Les précisions apportées par la CEPC pourront utilement être mises en avant par les opérateurs, dans le cadre de leurs négociations, afin de parvenir à la formalisation des accords 2025, tant s’agissant des clauses de révision automatique que des clauses de renégociation.
2. Les clauses de renégociation
Il s’agit du deuxième dispositif obligatoire pour atteindre l’objectif de protection de la valeur de la matière première agricole. En vertu de l’article L. 441-8 du code de commerce4, une clause de renégociation doit obligatoirement être prévue dans les conventions portant sur la vente des produits agricoles et alimentaires, à l’exception de celles portant sur les produits listés par arrêté5.
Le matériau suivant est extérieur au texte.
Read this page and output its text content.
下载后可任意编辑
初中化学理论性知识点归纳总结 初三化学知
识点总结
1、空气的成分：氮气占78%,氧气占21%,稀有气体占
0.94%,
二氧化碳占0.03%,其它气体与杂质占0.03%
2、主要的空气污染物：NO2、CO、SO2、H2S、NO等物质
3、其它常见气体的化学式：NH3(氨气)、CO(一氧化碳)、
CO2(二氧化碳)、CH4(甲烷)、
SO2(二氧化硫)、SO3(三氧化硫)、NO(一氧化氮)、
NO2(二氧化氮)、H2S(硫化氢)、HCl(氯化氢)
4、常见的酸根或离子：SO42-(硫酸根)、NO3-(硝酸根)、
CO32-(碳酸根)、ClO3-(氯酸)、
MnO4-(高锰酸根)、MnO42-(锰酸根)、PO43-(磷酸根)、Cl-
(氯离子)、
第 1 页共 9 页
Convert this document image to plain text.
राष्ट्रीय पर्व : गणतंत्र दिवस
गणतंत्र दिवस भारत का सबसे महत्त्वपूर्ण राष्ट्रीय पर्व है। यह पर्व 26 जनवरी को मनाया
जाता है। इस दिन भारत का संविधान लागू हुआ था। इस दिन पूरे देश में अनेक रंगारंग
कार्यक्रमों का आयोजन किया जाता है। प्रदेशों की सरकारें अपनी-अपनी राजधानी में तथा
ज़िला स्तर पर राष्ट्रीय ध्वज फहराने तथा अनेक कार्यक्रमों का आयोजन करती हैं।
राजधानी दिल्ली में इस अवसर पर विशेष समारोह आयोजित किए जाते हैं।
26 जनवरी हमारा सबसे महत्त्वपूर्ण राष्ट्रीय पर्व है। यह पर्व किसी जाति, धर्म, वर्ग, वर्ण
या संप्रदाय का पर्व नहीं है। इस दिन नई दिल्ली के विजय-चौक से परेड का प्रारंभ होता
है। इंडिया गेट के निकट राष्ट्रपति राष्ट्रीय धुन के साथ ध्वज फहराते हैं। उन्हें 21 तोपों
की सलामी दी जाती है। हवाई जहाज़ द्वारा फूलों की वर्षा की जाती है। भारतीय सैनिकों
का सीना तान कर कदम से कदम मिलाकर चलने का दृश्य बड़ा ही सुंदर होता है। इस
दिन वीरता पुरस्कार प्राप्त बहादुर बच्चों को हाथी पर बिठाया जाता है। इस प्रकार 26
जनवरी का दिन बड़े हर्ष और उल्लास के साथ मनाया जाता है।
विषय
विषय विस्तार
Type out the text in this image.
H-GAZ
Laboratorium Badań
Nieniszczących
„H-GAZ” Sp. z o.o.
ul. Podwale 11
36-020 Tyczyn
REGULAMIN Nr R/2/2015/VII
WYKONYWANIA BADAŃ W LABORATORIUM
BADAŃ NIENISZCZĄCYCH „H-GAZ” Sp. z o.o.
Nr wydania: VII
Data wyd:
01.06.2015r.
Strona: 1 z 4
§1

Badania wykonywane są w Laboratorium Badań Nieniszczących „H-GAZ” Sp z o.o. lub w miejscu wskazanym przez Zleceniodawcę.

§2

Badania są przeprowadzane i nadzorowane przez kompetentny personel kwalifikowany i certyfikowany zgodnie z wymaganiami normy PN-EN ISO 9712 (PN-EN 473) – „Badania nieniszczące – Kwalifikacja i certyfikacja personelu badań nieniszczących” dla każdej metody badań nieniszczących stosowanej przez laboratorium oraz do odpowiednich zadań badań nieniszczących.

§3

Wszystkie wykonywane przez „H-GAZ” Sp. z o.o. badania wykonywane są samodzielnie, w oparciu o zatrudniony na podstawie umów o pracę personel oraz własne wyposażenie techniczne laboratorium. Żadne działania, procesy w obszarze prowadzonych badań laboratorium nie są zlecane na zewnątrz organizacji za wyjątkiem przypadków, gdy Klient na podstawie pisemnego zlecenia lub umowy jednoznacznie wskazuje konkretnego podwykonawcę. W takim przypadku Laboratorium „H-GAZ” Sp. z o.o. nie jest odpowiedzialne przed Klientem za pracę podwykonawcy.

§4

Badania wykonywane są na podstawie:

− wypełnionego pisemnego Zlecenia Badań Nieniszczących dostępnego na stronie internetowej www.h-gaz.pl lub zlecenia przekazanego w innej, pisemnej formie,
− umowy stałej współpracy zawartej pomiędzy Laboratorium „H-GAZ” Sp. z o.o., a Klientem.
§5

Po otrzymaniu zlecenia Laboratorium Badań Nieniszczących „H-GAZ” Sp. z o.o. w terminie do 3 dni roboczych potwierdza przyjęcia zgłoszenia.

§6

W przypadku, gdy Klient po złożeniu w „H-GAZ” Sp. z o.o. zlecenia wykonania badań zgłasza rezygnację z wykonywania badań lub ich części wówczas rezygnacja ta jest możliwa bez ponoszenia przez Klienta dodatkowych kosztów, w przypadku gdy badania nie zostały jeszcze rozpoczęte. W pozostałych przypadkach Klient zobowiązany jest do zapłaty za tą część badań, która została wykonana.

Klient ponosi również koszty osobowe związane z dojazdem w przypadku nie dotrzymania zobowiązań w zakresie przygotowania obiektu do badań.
La CEPC, tout en identifiant les mêmes difficultés d’application que pour les clauses de révision automatique (absence de corrélation entre les indicateurs disponibles et la réalité des coûts, stipulation de seuils de déclenchement particulièrement élevés), constate que le formalisme requis est un frein important à la mise en œuvre de la renégociation.
Malgré ce formalisme, la CEPC rappelle la liberté contractuelle dont les parties doivent user, notamment en sélectionnant les postes de coûts les plus pertinents parmi ceux mentionnés par le texte et en admettant que les parties puissent se fonder sur d’autres éléments que les indicateurs, tels que des factures d’approvisionnement qui seraient produites par le fournisseur pour prouver l’atteinte des seuils de déclenchement.
La CEPC légitime également la pratique des fournisseurs consistant à indiquer dans leurs CGV les indicateurs publiés pertinents concernant leurs intrants hors MPA et permettant de disposer d’une base de discussion harmonisée.